Any way, I figured I'd have it cornered, but lo and behold, it found a hole in the baseboard which I didn't know was there, and got under the cabinet. I pulled off the front facing under one of the doors and checked with a flashlight - couldn't see it, but could see that there weren't many exits for it - either up into the cabinet itself, or, possibly behind the back and into the block wall IF it could find the small hole for the pipes (they are pretty tight fit).
So, to cut this story short - I couldn't get it to come out. My husband was freaking out since he almost died from a black widow bite (allergic reaction) and so the only choice I had was a mass fumigation under the cabinet and in it. That was at the beginning of the week and my husband still won't let me leave the bathroom door open and he has a towel rolled against the bottom of the door. I've tried to assure him that it is dead but he wants "a body" and there is no way to find that unless I rip out the entire cabinet. I thought that perhaps it might set his mind at ease if I posed the question here "do you think that the H. maculata is dead?" and he could read your thoughts on it. Keep in mind, I used so much insecticide that I was afraid it would get into the room with my remaining T's and I had to keep that door closed and venilate the rest of the house. There was so much pesticide it made ME sick. But my husband insists that it is alive and waiting to get him or kill one of the cats. Please give me a hand here folks and give your opinions and insights on this. And please... no joking around about giant mutant spiders or man-stalking H. maculatas - I am already dealing with a husband who carries a flashlight with him everywhere (sleeps with it too) and who keeps chanting "you owe me so bad you have no idea..." and "if it kills one of my cats I can't even begin to discribe how angry I will be..."

Gail

<edit: bold black gives people headaches :) -MI>
 

Aboreal Rayne

Arachnosquire
Old Timer
Joined
Mar 7, 2003
Messages
58
Rampant Maculata!!

Gail,

Firstly I'ed like to say that SUX!! No really, if you bombed it with pesticides, like the ones used to kill ants then it's probably dead. All T's are sensitive to the stuff. I personally wouldn't want a H. Maculata running rampant in my house, but that's just me... I accually wouldn't mind seeing a body either. Are you sure you had to kill it? That's a nice T too......:?

<edit: she asked you not to make stupid jokes -MI>
 

Gail

Arachnopixie
Old Timer
Joined
Aug 16, 2002
Messages
521
I used the only insecticide I had on hand - one designed to kill fleas that has a residual effect for up to one month so it will kill any hatching fleas.

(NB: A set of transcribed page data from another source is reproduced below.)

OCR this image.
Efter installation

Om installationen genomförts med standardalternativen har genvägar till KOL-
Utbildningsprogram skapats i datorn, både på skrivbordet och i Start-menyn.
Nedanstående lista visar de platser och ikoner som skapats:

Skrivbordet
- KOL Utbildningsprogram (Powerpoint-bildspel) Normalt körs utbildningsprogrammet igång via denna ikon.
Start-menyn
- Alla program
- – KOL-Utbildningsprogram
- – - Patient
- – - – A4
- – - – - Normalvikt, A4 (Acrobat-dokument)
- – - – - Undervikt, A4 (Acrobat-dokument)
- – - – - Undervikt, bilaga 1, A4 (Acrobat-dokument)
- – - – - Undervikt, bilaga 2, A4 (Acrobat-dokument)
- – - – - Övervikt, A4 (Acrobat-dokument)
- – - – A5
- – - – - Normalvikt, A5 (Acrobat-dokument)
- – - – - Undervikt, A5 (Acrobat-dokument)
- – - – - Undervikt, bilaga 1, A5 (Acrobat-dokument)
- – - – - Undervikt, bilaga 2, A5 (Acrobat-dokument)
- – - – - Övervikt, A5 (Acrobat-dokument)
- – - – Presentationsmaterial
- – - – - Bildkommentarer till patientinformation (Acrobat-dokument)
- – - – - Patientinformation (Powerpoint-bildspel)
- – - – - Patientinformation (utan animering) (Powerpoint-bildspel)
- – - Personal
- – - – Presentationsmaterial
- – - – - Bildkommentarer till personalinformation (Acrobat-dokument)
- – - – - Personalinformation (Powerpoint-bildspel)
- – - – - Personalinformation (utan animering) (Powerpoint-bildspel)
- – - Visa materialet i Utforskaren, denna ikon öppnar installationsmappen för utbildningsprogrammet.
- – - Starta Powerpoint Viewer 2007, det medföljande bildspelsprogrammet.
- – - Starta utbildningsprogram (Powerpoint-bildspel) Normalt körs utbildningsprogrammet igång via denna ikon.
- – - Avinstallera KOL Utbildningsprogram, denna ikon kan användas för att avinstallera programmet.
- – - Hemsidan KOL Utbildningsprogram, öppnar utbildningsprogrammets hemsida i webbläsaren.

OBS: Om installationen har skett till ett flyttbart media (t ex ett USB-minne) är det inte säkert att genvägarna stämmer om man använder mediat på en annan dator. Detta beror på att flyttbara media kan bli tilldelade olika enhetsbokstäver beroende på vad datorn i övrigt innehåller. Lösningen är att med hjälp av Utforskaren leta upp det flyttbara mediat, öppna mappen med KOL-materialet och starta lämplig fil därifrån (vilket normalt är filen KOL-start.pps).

It had a directional fogging action. (I had it because a friend of ours whose dog was INFESTED with the damn things brought them over to our place over a year ago and infested us!)
And, yes, unfortunately, I HAD to kill it - my husband would have moved out if I had suggested any other course of action (like let's wait and see if it comes out on it's own).

Gail

PS The only good thing that has come from this is that my husband doesn't leave piles of books on the sink or spend hours sitting on the toilet reading anymore :D
 

Wade

Arachnoking
Old Timer
Joined
Aug 16, 2002
Messages
2,933
You can tell your husband that:

1: There has never been a recorded instance of a person dying from a tarantula bite. Allergic reactions to arachnid venom is freakishly rare.

2: Predatory arthropods almost never build up any resistance to insectacides, even very mild toxins that a cockroach could take a bath in without effect will kill a tarantula in a heartbeat.

3: The likleyhood of seeing this animal again is real slim, even if it is alive. As an aboreal, it's going to be adebt at slipping through small openings. Chances are it's long gone.

I take it you got involved with the tarantula hobby after you were married. When I met my wife, I already had over a hundred T's and other inverts as well as several dozen herps. She understands that there will never be any sort of spraying anywhere in our house!